Yeganeh Sekhavati, M.A.
Yeganeh is a biological anthropologist interested in macroevolutionary processes, phylogenetic comparative methods, applied statistics, and applications of machine learning in paleoanthropology. She uses probabilistic models to study the evolution of locomotion across primates. Her current research examines the pattern and processes by which adaptations to bipedalism evolved.
Rachel Sender, M.A.
Rachel is a biological anthropologist interested in the dental adaptations that make our teeth strong against fracture.
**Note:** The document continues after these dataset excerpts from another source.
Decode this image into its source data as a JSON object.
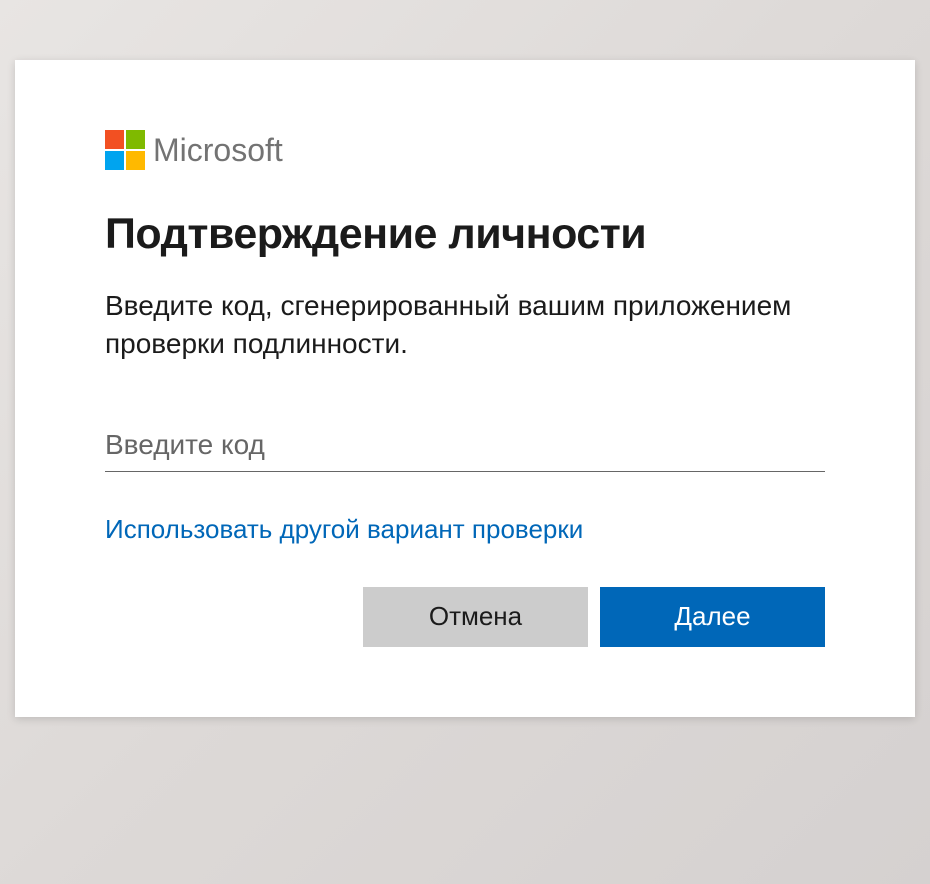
{
  "brand": {
    "name": "Microsoft"
  },
  "dialog": {
    "title": "Подтверждение личности",
    "description": "Введите код, сгенерированный вашим приложением проверки подлинности.",
    "input_placeholder": "Введите код",
    "alt_link": "Использовать другой вариант проверки",
    "cancel_label": "Отмена",
    "next_label": "Далее"
  },
  "colors": {
    "primary": "#0067b8",
    "secondary_button": "#cccccc",
    "ms_red": "#f25022",
    "ms_green": "#7fba00",
    "ms_blue": "#00a4ef",
    "ms_yellow": "#ffb900"
  }
}
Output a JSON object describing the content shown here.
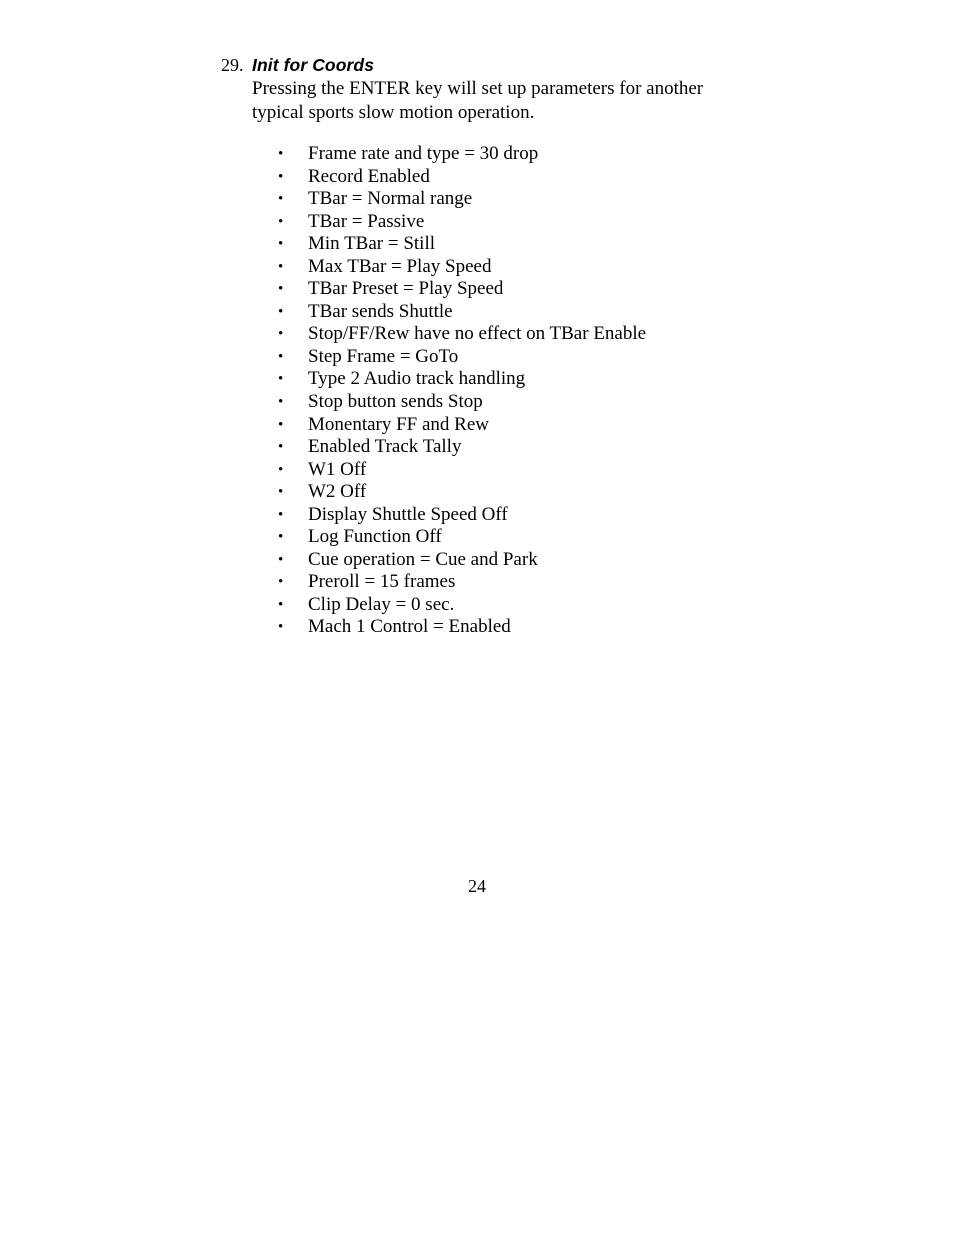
{
  "page": {
    "number": "24",
    "background_color": "#ffffff",
    "text_color": "#000000"
  },
  "section": {
    "number": "29.",
    "title": "Init for Coords",
    "body": "Pressing the ENTER key will set up parameters for another typical sports slow motion operation.",
    "bullet_marker": "•",
    "bullets": [
      "Frame rate and type = 30 drop",
      "Record Enabled",
      "TBar = Normal range",
      "TBar = Passive",
      "Min TBar = Still",
      "Max TBar = Play Speed",
      "TBar Preset = Play Speed",
      "TBar sends Shuttle",
      "Stop/FF/Rew have no effect on TBar Enable",
      "Step Frame = GoTo",
      "Type 2 Audio track handling",
      "Stop button sends Stop",
      "Monentary FF and Rew",
      "Enabled Track Tally",
      "W1 Off",
      "W2 Off",
      "Display Shuttle Speed Off",
      "Log Function Off",
      "Cue operation = Cue and Park",
      "Preroll = 15 frames",
      "Clip Delay = 0 sec.",
      "Mach 1 Control = Enabled"
    ]
  }
}
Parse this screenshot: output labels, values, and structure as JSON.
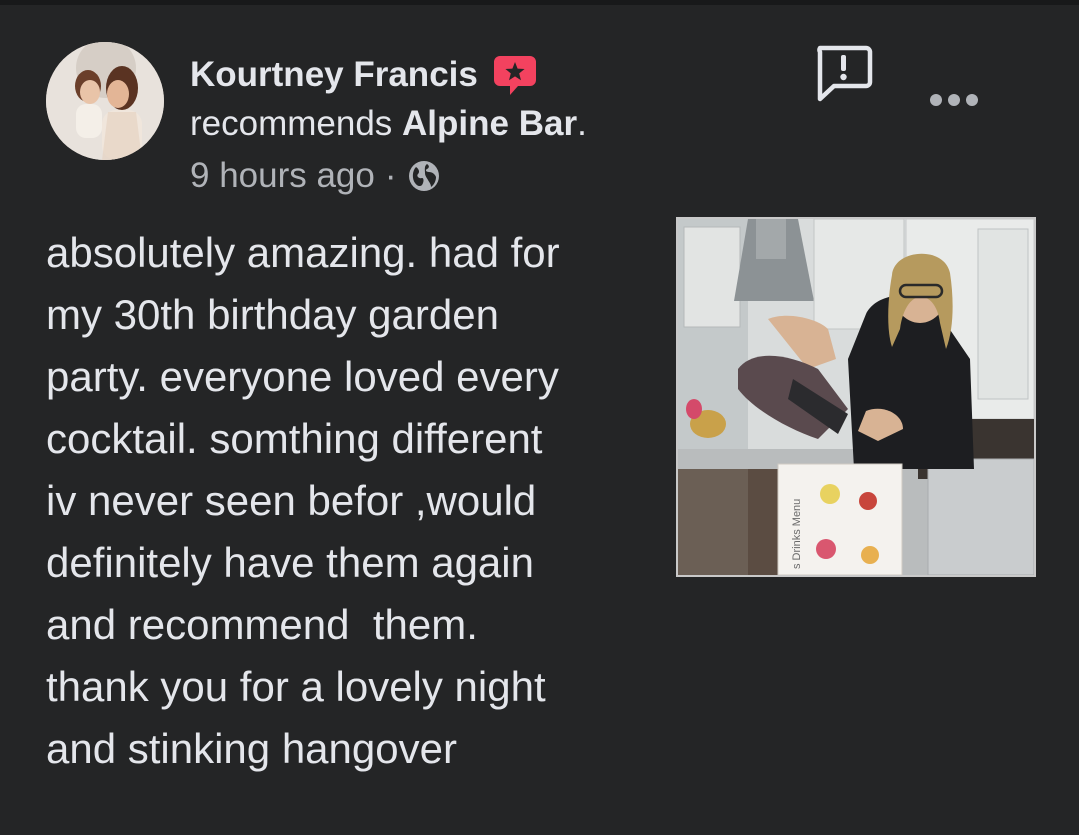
{
  "post": {
    "author": "Kourtney Francis",
    "recommends_prefix": "recommends ",
    "page_name": "Alpine Bar",
    "recommends_suffix": ".",
    "time": "9 hours ago",
    "separator": "·",
    "privacy_icon": "globe-icon",
    "badge_icon": "recommendation-star-badge-icon",
    "report_icon": "report-exclamation-icon",
    "more_icon": "more-options-icon",
    "body": "absolutely amazing. had for\nmy 30th birthday garden\nparty. everyone loved every\ncocktail. somthing different\niv never seen befor ,would\ndefinitely have them again\nand recommend  them.\nthank you for a lovely night\nand stinking hangover",
    "photo": {
      "sign_text": "s Drinks Menu"
    }
  },
  "colors": {
    "background": "#242526",
    "text_primary": "#e4e6eb",
    "text_secondary": "#b0b3b8",
    "badge": "#f3425f"
  }
}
Teeth are highly variable across taxa with a direct correlation between morphology and function, so by testing how teeth from different ape and fossil human species react when subjected to different masticatory situations I hope to gain insight into their dietary specializations (i.e - hard vs. soft food diets). I use microCT scans of teeth and jaws to create finite element 3D models which are then subjected to finite element testing – a method adapted from mechanical engineering.
The lab houses several pieces of equipment including two Dell Precision desktop workstations and an Artec Space Spider 3-D laser scanner. The lab also has access to various software packages for the processing, creation, and analysis of 3D data, as well as for phylogenetic analysis. These include RMET 5.0, GeoMagic, Materialise Mimics, Materialise 3Matic, and Strand7 finite element analysis software.